Entering Ash Thorp’s world is like stepping into a kid’s comic book. There are robots and fast cars. Monster and machines. Jiu Jitsu and outer space.
Thorp has made a career of the stuff as a motion, VFX and digital designer and director. Working on video games like "Call of Duty: Infinite Warfare," and films like "Ghost in the Shell" and "Assassin’s Creed," he’s become known for his ability to build transportive, futuristic worlds.
As it turns out, it’s a craft he’s been pursuing since childhood.
“I grew up in very humble surroundings, so I would use my imagination and mind to escape from reality quite often,” says Thorp. “The things that interested me growing up still influence me heavily today. I feel that I am continually trying to please my inner child when I create.”
As a self-proclaimed forever student, Thorp is constantly striving to hone that skill. How do you stir emotion in a viewer? What makes a character believable? How does light influence the tone of a scene? What makes for a real, immersive world? Lately, he's been studying films to find those answers.
"At the end of the day, my main goal is to convey emotion through all my art."
“I don't proclaim to be an expert on the requirements for what makes a film worthy to watch, but I do know what draws me to the films that I love, and that is always a great story,” says Thorp.
Thorp tries to break down how scenes in films work, searching for how and why they invoke emotion in a person. For him, it starts with knowing the subject matter to the point of authenticity. Making a believable world, he explains, requires knowing what motivates the characters to do the things they do and why.
“I am continually experimenting and studying as I progress as an artist,” he says. “At the end of the day, my main goal is to convey emotion through all my art.”

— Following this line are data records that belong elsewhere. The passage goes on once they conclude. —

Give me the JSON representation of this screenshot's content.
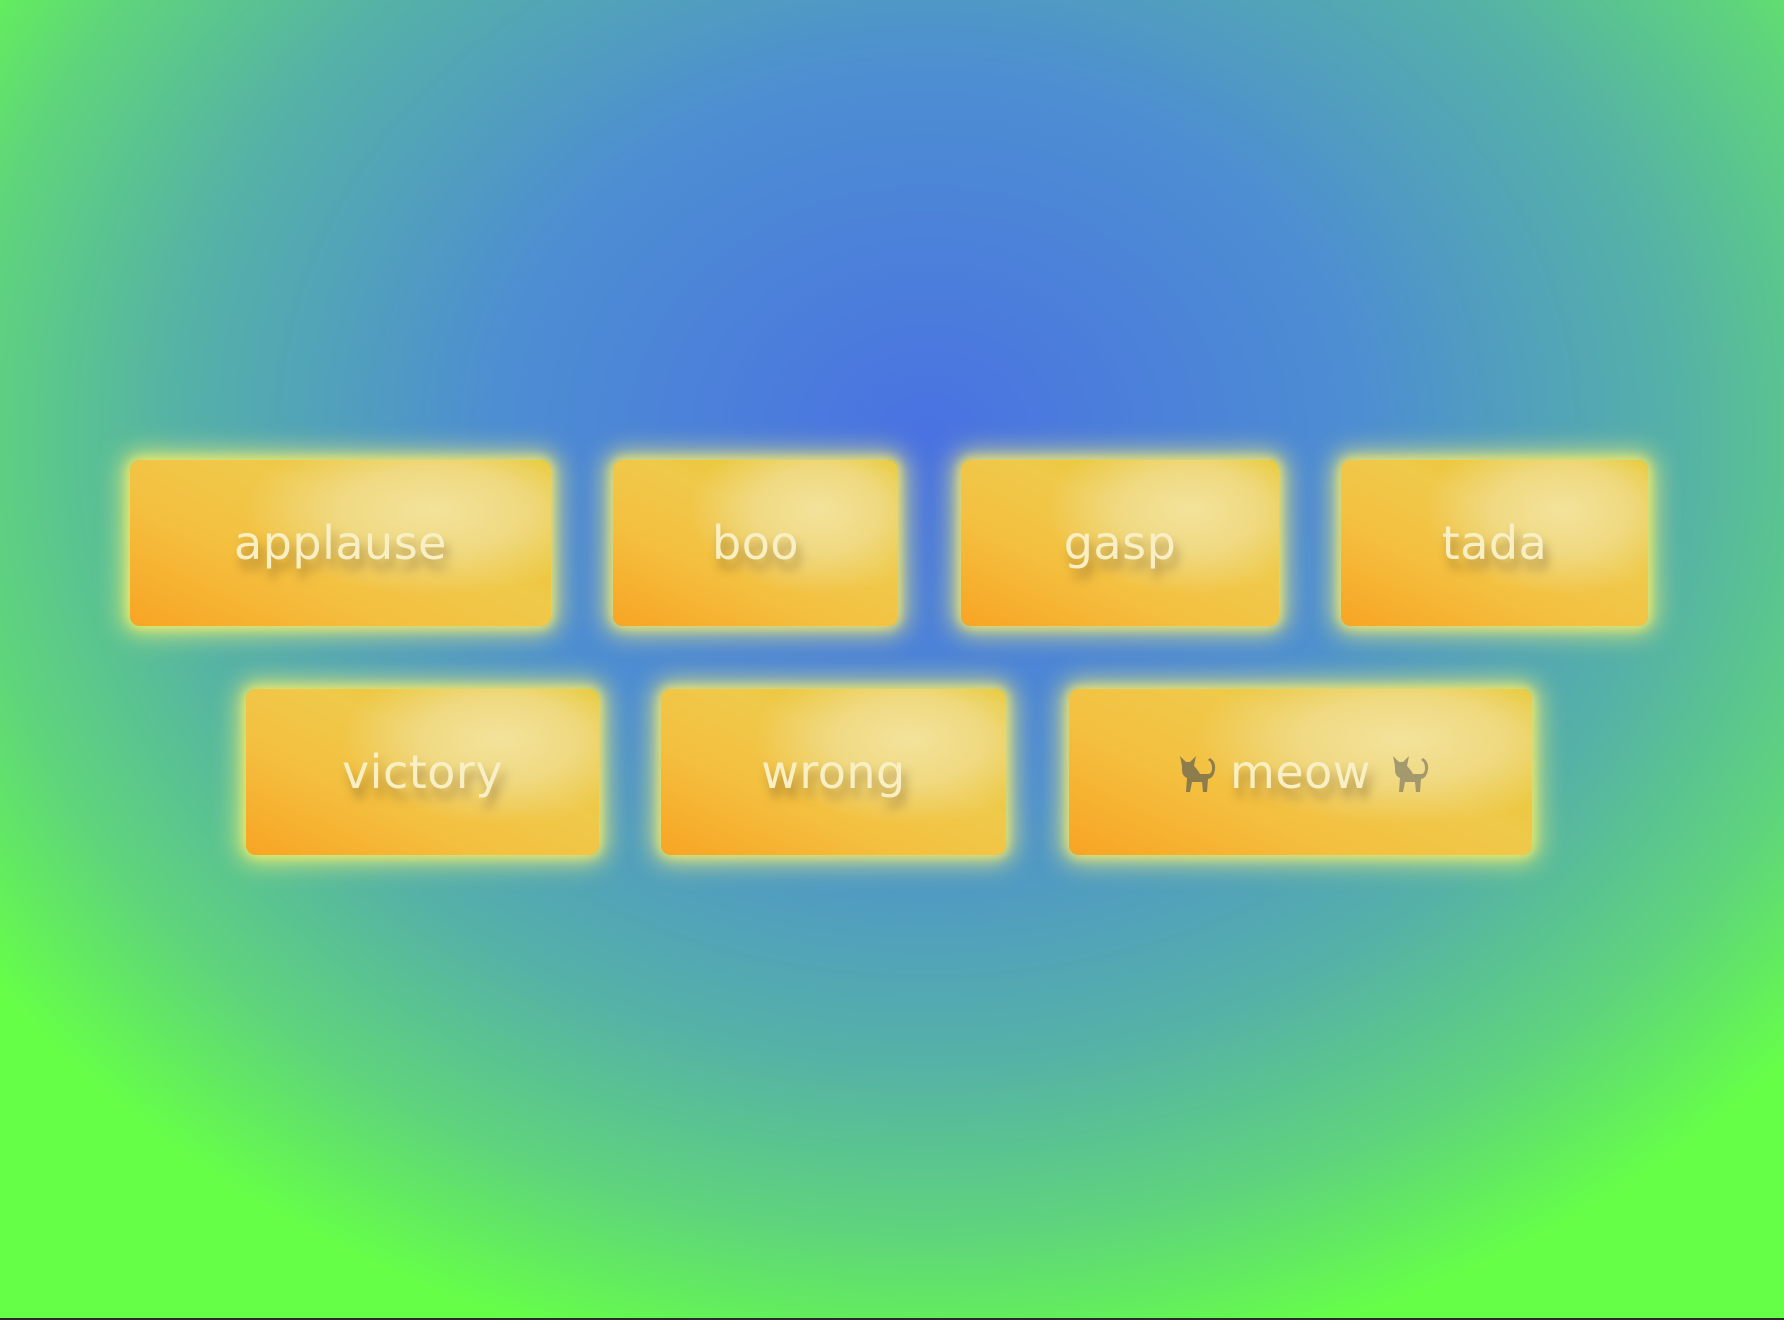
{
  "buttons": {
    "applause": {
      "label": "applause"
    },
    "boo": {
      "label": "boo"
    },
    "gasp": {
      "label": "gasp"
    },
    "tada": {
      "label": "tada"
    },
    "victory": {
      "label": "victory"
    },
    "wrong": {
      "label": "wrong"
    },
    "meow": {
      "label": "meow",
      "icon": "cat-icon"
    }
  },
  "colors": {
    "background_center": "#4a72e2",
    "background_edge": "#66ff48",
    "button_yellow": "#f4c040",
    "button_orange": "#f8a423",
    "button_text": "#f8f0c4",
    "glow": "#fff470"
  }
}
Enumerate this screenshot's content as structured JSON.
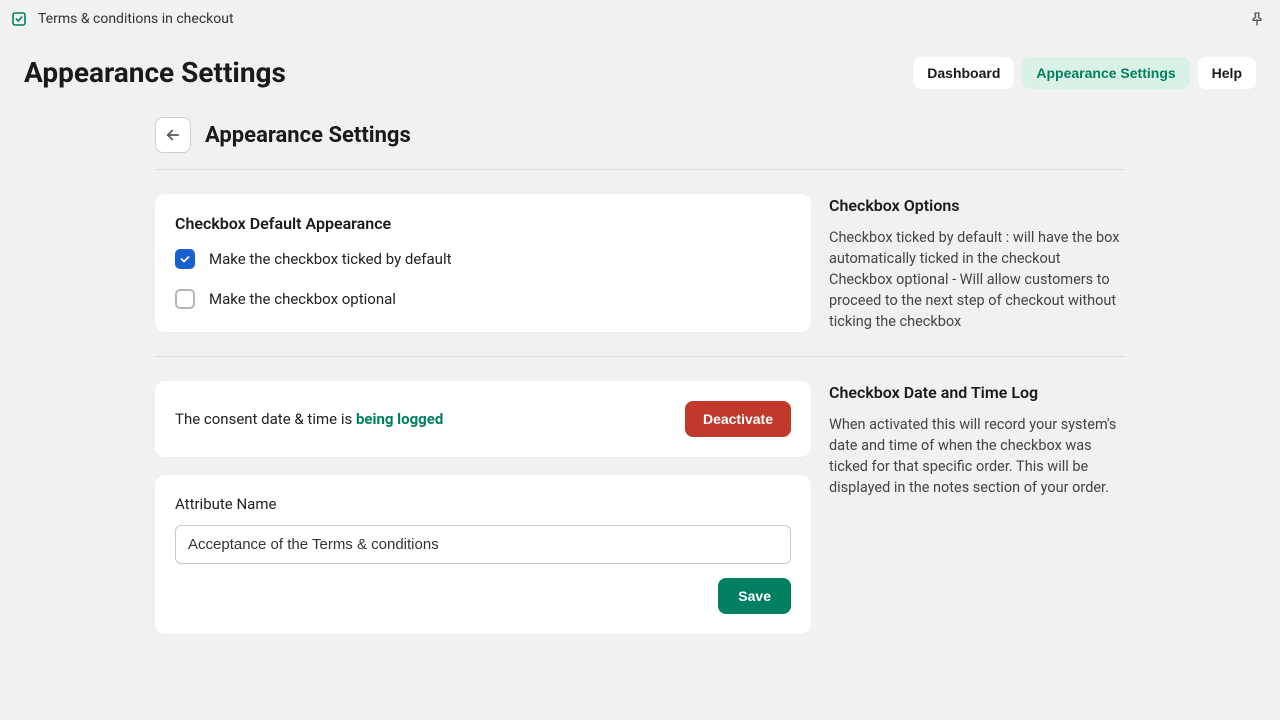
{
  "topbar": {
    "app_title": "Terms & conditions in checkout"
  },
  "header": {
    "page_title": "Appearance Settings",
    "tabs": {
      "dashboard": "Dashboard",
      "appearance": "Appearance Settings",
      "help": "Help"
    }
  },
  "subheader": {
    "title": "Appearance Settings"
  },
  "checkbox_card": {
    "title": "Checkbox Default Appearance",
    "options": {
      "ticked_default": {
        "label": "Make the checkbox ticked by default",
        "checked": true
      },
      "optional": {
        "label": "Make the checkbox optional",
        "checked": false
      }
    }
  },
  "checkbox_info": {
    "title": "Checkbox Options",
    "body": "Checkbox ticked by default : will have the box automatically ticked in the checkout Checkbox optional - Will allow customers to proceed to the next step of checkout without ticking the checkbox"
  },
  "consent_card": {
    "text_prefix": "The consent date & time is ",
    "text_status": "being logged",
    "deactivate_label": "Deactivate"
  },
  "attribute_card": {
    "label": "Attribute Name",
    "value": "Acceptance of the Terms & conditions",
    "save_label": "Save"
  },
  "log_info": {
    "title": "Checkbox Date and Time Log",
    "body": "When activated this will record your system's date and time of when the checkbox was ticked for that specific order. This will be displayed in the notes section of your order."
  },
  "colors": {
    "accent_green": "#008060",
    "danger_red": "#c0392b",
    "checkbox_blue": "#1a5fd0"
  }
}
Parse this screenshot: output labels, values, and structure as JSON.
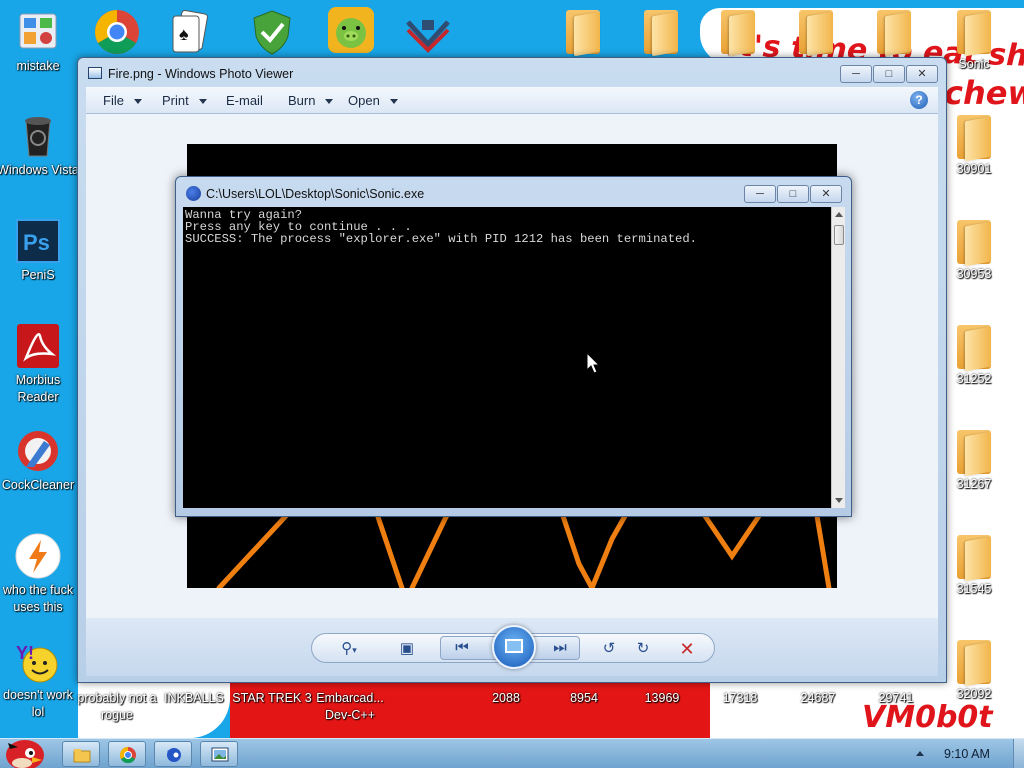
{
  "desktop": {
    "background_text_top": "It's time to eat shit",
    "background_text_chew": "chew",
    "watermark": "VM0b0t",
    "icons_left": [
      {
        "label": "mistake",
        "icon": "control-panel-icon"
      },
      {
        "label": "Windows Vista",
        "icon": "recycle-bin-icon"
      },
      {
        "label": "PeniS",
        "icon": "photoshop-icon"
      },
      {
        "label": "Morbius Reader",
        "icon": "adobe-reader-icon"
      },
      {
        "label": "CockCleaner",
        "icon": "ccleaner-icon"
      },
      {
        "label": "who the fuck uses this",
        "icon": "winamp-icon"
      },
      {
        "label": "doesn't work lol",
        "icon": "yahoo-messenger-icon"
      }
    ],
    "icons_top": [
      {
        "label": "",
        "icon": "chrome-icon"
      },
      {
        "label": "",
        "icon": "solitaire-icon"
      },
      {
        "label": "",
        "icon": "security-shield-icon"
      },
      {
        "label": "",
        "icon": "bad-piggies-icon"
      },
      {
        "label": "",
        "icon": "vmware-icon"
      }
    ],
    "folder_label_top": "Sonic",
    "folders_right": [
      "30901",
      "30953",
      "31252",
      "31267",
      "31545",
      "32092"
    ],
    "bottom_row": [
      "probably not a rogue",
      "INKBALLS",
      "STAR TREK 3",
      "Embarcad... Dev-C++",
      "2088",
      "8954",
      "13969",
      "17318",
      "24687",
      "29741"
    ]
  },
  "viewer": {
    "title": "Fire.png - Windows Photo Viewer",
    "menu": [
      {
        "label": "File",
        "has_caret": true
      },
      {
        "label": "Print",
        "has_caret": true
      },
      {
        "label": "E-mail",
        "has_caret": false
      },
      {
        "label": "Burn",
        "has_caret": true
      },
      {
        "label": "Open",
        "has_caret": true
      }
    ],
    "help": "?",
    "colors": {
      "photo_bg": "#000000",
      "flames": "#f07f12"
    }
  },
  "console": {
    "title": "C:\\Users\\LOL\\Desktop\\Sonic\\Sonic.exe",
    "lines": [
      "Wanna try again?",
      "Press any key to continue . . .",
      "SUCCESS: The process \"explorer.exe\" with PID 1212 has been terminated."
    ]
  },
  "taskbar": {
    "clock": "9:10 AM",
    "buttons": [
      "explorer-icon",
      "chrome-icon",
      "sonic-icon",
      "photo-viewer-icon"
    ]
  }
}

Before creating his recent series of paintings for friend Vitaly Bulgarov's game, “Mortal Shell,” he first studied hours of gameplay and immersed himself in the game lore. He then pulled references of films and moments that he felt connected tonally with the game.
He also studied Roger Deakins’ DOP work on "1917" and "Skyfall," particularly the end scenes at night. Since "Mortal Shell" is placed in a fantasy realm with no artificial lighting, Thorp looked for clever tricks Roger may have used to illuminate his cast during the night shoots.
Another film he paid close attention to was Francis Ford Coppola's “Dracula.”
"It's lit so incredibly well and has some very poetic visual moments," says Thorp.
After diving deep into those films, he focused on gaining a better understanding of the subject matter to figure out the best way to extract emotion.
“One method is to focus on the characters’ ambitions, and then create from that viewpoint,” he explains. “For example, if they are emotionally torn, I may choose to light the character in a high contrast form to reflect both their light and dark sides.”
Thorp is currently teaching himself to use 3DS Max and Vray, after years of using C4D and Octane/Redshift for his work. He’s also working on his directing skills, and says he is learning to find patience with the process.
How he sees it? Every new tool or skill he learns unlocks a new list of opportunities.
“I am always trying to view the world as a student,” says Thorp. “I don’t ever want to settle on what I know or am comfortable with now, but I’d rather focus ahead on what I want to learn and who I want to become."